The study's lead author, Yale University professor Dan M. Kahan, is well known for his research into the psychology of climate-change denial. He found that similar false narratives are preventing a science-based approach to battling Zika.

Kahan's report cites a host of incorrect claims from both right- and left-wing websites: The study zeroes in on the fake claims that undocumented immigrants spread Zika, as well as the idea that global warming will make the Zika crisis worse.

According to the study, this kind of framing prevents people from seeing the Zika outbreak with a clear head. People who are frightened by immigrants will become unnecessarily frightened by Zika, for example, while people who don't believe in global warming will feel like they don't have to do anything to fight Zika because they think climate change is a hoax.

The opposite is also true: People who fear climate change might become unnecessarily terrified of Zika, while people who are pro-immigrant might dismiss anti-immigrant articles as a hoax and subconsciously dismiss Zika too.

"The researchers found that the memes were able to affect people’s concern about Zika virus, depending on their cultural worldview," a recent Annenberg news release stated.

In other words, when you start throwing politically polarizing topics around while discussing a health crisis, people forget they're actually in the middle of a health crisis.

The study cites other cases where politics clearly got in the way of science: In 2011, a host of right-wing blogs made salacious claims about the HPV vaccine, calling it a "slut shot" or an unsafe product from a corrupt pharmaceutical company. Thus, the study says, it's the only vaccine recommended for "universal application" by the U.S. Centers for Disease Control and Prevention that isn't administered to everyone.

The study goes a long way toward explaining exactly what happened during last summer's Zika explosion in Miami.
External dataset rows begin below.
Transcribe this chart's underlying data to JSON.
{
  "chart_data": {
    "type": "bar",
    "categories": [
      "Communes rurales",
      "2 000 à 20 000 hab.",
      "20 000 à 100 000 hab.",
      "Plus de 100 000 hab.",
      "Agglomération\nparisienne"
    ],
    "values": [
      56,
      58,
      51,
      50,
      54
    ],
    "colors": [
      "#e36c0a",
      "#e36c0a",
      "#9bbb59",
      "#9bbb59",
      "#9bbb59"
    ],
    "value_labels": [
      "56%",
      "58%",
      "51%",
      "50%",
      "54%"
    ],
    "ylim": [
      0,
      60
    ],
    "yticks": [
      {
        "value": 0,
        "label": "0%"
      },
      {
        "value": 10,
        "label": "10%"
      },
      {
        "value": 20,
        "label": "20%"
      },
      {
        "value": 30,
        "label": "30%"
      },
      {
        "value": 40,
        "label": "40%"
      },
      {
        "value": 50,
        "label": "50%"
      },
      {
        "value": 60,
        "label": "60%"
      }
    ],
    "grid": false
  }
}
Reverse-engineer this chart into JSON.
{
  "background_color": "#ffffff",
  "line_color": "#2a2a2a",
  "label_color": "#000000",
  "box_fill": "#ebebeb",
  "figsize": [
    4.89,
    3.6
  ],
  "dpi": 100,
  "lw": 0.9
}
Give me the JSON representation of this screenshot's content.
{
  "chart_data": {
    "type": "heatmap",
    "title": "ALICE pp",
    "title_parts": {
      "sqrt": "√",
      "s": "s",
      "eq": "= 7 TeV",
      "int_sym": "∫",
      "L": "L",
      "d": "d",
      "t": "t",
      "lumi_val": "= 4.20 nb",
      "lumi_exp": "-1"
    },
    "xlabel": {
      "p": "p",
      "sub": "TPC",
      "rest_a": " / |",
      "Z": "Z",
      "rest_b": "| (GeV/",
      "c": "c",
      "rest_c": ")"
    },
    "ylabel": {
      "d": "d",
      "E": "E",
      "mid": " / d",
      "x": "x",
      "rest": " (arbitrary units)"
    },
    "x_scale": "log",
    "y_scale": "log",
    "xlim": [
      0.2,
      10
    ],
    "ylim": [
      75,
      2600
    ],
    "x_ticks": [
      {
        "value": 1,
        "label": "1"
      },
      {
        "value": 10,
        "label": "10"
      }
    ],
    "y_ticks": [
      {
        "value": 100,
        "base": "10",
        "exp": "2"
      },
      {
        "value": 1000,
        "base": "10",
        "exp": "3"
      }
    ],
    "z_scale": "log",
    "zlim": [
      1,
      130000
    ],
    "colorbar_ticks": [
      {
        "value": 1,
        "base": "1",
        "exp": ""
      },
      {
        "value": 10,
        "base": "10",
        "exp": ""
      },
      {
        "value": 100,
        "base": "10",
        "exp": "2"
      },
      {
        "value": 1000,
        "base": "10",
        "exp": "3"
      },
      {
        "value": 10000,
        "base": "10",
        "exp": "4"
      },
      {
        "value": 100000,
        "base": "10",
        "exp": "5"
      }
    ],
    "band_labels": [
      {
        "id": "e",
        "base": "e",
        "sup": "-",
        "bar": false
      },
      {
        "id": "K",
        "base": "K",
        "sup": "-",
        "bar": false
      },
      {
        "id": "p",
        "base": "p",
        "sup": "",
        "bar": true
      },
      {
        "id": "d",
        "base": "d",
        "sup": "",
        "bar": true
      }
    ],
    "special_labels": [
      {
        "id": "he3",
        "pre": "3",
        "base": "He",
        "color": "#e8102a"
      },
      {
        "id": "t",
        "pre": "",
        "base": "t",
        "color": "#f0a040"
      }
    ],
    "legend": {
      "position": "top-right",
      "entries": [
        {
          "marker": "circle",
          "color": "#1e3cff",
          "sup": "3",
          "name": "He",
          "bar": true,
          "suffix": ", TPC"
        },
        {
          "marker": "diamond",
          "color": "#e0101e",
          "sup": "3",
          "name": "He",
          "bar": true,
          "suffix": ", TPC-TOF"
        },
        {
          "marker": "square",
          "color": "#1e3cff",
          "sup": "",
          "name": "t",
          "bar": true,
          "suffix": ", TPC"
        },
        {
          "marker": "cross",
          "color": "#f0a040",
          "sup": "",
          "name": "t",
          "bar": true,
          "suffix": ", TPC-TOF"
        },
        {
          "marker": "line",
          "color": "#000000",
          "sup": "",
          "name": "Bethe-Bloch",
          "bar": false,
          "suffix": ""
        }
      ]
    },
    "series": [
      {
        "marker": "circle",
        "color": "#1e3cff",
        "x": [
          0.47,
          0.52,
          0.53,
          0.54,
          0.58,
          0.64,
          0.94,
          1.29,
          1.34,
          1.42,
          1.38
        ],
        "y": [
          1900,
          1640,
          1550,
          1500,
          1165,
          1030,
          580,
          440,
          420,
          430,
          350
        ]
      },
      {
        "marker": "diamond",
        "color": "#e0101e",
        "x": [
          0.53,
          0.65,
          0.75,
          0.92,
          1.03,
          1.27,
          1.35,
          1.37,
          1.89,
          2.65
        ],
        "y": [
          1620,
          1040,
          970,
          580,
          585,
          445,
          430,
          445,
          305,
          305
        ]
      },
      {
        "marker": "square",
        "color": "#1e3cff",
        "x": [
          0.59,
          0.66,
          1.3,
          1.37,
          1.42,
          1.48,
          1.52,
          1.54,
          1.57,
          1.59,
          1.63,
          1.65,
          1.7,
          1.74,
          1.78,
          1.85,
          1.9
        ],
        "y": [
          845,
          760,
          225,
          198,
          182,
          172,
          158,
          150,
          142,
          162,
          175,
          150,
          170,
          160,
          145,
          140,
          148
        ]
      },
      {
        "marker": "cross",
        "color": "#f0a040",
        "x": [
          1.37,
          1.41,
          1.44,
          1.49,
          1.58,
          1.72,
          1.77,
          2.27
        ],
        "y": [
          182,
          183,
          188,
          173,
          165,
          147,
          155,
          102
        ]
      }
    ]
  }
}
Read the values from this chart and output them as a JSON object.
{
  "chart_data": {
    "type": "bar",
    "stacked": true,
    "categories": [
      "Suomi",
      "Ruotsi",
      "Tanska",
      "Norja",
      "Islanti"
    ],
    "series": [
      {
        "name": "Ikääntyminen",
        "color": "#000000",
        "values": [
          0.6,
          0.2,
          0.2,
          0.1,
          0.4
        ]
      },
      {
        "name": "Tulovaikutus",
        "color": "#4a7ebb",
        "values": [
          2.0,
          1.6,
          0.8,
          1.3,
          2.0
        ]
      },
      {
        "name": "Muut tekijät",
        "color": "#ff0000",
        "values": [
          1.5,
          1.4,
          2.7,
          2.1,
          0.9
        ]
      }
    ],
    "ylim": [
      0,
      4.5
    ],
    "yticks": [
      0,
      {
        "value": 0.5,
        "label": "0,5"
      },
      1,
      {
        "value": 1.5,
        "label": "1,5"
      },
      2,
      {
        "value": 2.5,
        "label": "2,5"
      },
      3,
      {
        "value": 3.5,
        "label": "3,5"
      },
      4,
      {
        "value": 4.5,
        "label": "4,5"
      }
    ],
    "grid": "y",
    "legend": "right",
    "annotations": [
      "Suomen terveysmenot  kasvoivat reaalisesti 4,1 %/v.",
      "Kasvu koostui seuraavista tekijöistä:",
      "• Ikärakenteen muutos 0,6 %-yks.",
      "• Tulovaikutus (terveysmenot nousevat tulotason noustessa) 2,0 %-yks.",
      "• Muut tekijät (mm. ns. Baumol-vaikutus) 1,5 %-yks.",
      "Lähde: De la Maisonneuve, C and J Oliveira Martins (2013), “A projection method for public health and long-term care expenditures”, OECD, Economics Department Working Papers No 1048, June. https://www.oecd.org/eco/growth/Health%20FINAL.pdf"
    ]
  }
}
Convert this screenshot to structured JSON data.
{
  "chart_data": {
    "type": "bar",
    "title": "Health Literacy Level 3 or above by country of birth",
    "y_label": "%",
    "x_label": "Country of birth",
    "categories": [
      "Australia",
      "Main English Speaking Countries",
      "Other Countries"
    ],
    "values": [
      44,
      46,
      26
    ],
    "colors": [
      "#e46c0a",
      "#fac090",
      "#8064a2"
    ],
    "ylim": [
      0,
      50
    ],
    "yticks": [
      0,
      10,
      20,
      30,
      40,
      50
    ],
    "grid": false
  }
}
Residents broke into factions: Some didn't believe the virus was a threat; others thought we were living in a crisis zone, and others believed the virus was a government-perpetrated (or Bill Gates-perpetrated or Monsanto-perpetrated) hoax.

Those factions then went to war with one another online. Nobody, it seemed, got a perfectly clear picture of how to continue fighting the virus: Some advocated for pesticide spraying, some people left town, and others went about their daily lives like nothing was wrong.
The study's results mirror many of the same concerns people felt during last year's election cycle — that is, an inability to distinguish fact from fiction.

"This kind of communication effectively disables members of certain groups to define what is true and what is not,” Kahan, the author, said in a release. “And that is a public health concern as much as the disease itself.”